Yesterday, Secretary of State Hillary Clinton testified before Congress regarding the attacks on the US consulate in Benghazi. Initially reported as the outcome of a spontaneous demonstration and later revealed to be a terrorist plot, the attacks have been a black eye for the State Department and a cause celebré for Republicans. Romney made much of them in the late days of the presidential campaign, and the Tea Party caucus has seized on them as evidence that the Obama administration is soft on terror. If you don’t think Benghazi has become a partisan issue, I advice you to consider Fox News’s coverage of Clinton’s testimony, captured in the screen shot above.
This summary of testimony by the Secretary of State—conveniently referred to as “Hillary,” so there is no danger that the reader might mistake her for a person who should be taken seriously—contains no information whatsoever. Even still it is inaccurate: the Secretary concluded her testimony when she was dismissed by the hearing committee, not when she felt like it, as “later!” implies. I have not read the full transcript, but it is my understanding that “hey guys” was also not included in her remarks.

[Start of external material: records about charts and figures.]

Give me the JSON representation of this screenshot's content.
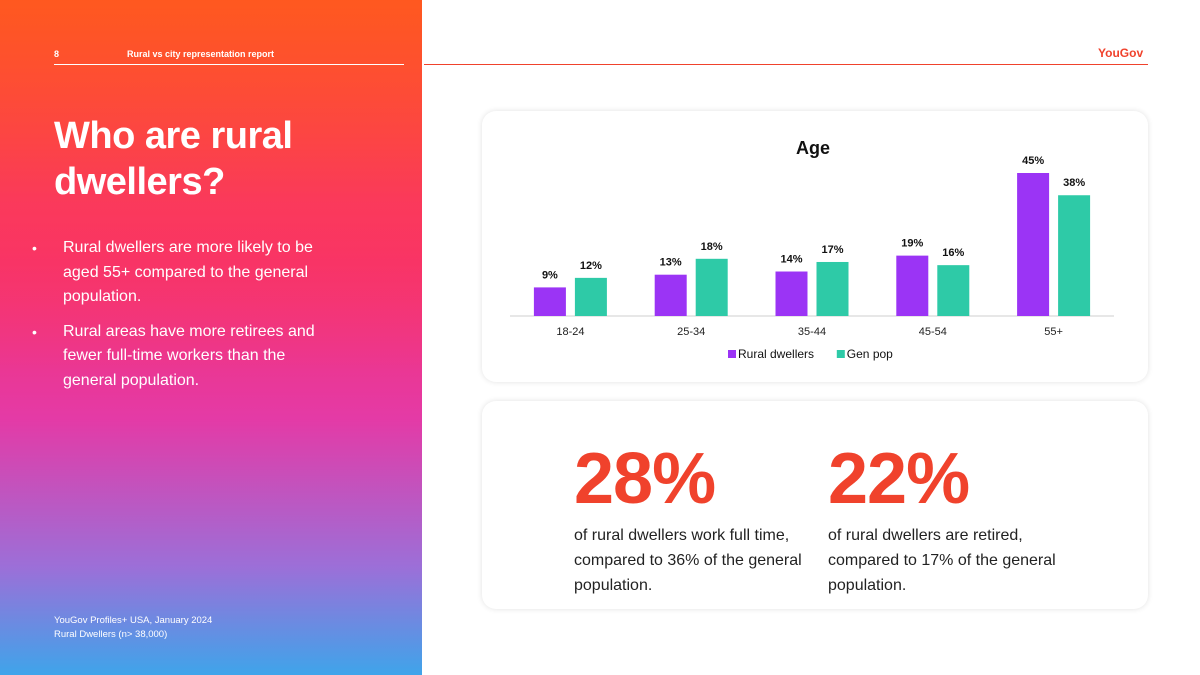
{
  "header": {
    "page_number": "8",
    "report_title": "Rural vs city representation report",
    "brand": "YouGov"
  },
  "left": {
    "headline": "Who are rural dwellers?",
    "bullets": [
      "Rural dwellers are more likely to be aged 55+ compared to the general population.",
      "Rural areas have more retirees and fewer full-time workers than the general population."
    ],
    "bullet_symbol": "•",
    "source_line1": "YouGov Profiles+ USA, January 2024",
    "source_line2": "Rural Dwellers (n> 38,000)"
  },
  "chart_data": {
    "type": "bar",
    "title": "Age",
    "categories": [
      "18-24",
      "25-34",
      "35-44",
      "45-54",
      "55+"
    ],
    "series": [
      {
        "name": "Rural dwellers",
        "values": [
          9,
          13,
          14,
          19,
          45
        ],
        "color": "#9b34f5"
      },
      {
        "name": "Gen pop",
        "values": [
          12,
          18,
          17,
          16,
          38
        ],
        "color": "#2ecaa7"
      }
    ],
    "value_suffix": "%",
    "ylim": [
      0,
      45
    ],
    "grid": false,
    "legend": "bottom"
  },
  "stats": [
    {
      "value": "28%",
      "text": "of rural dwellers work full time, compared to 36% of the general population."
    },
    {
      "value": "22%",
      "text": "of rural dwellers are retired, compared to 17% of the general population."
    }
  ],
  "colors": {
    "accent": "#f0422c",
    "rural": "#9b34f5",
    "genpop": "#2ecaa7"
  }
}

It is surprising that any news organization would take this approach to reporting on the Secretary of State. It is saddening to think that the organization that did so is the most-watched cable news network in America. As much as liberals dismiss it, Fox News is not some incendiary website warning an audience of wackos about gold and measles vaccination. It is the primary news source for a plurality of Americans, and in that context it is extremely troubling.
A news viewer without access to other sources could get no information from the graphic above. Yet he will have no problem deciphering the message: Hillary Clinton is a stupid person whose actual words are not worth knowing. The combination of no facts and a clear thesis makes this particular nugget of “news” pure propaganda. It seeks to form an opinion in the viewer without burdening him with information.
I reiterate: we are talking about the most successful news outlet in the country. More Americans get their news from Fox than from any other source. If the government disseminated such news, it would be decried as an obvious instrument of propaganda. Yet because it is a privately-owned endeavor executed for money rather than power, Fox News is somehow justified in its massive effort to stupefy and control the public.
I don’t know what to do about a problem like Fox News. In moments like this, it is tempting to overstate how pernicious and biased it is. For many hours of the day, Fox is a normal reporting medium, indistinguishable from other cable news networks. At moments like the one pictured above, however, it crosses a line. It assumes its viewers do not want news so much as instructions, and it is right far too often. Fox News is an evil entity that makes people dumber, and it is winning.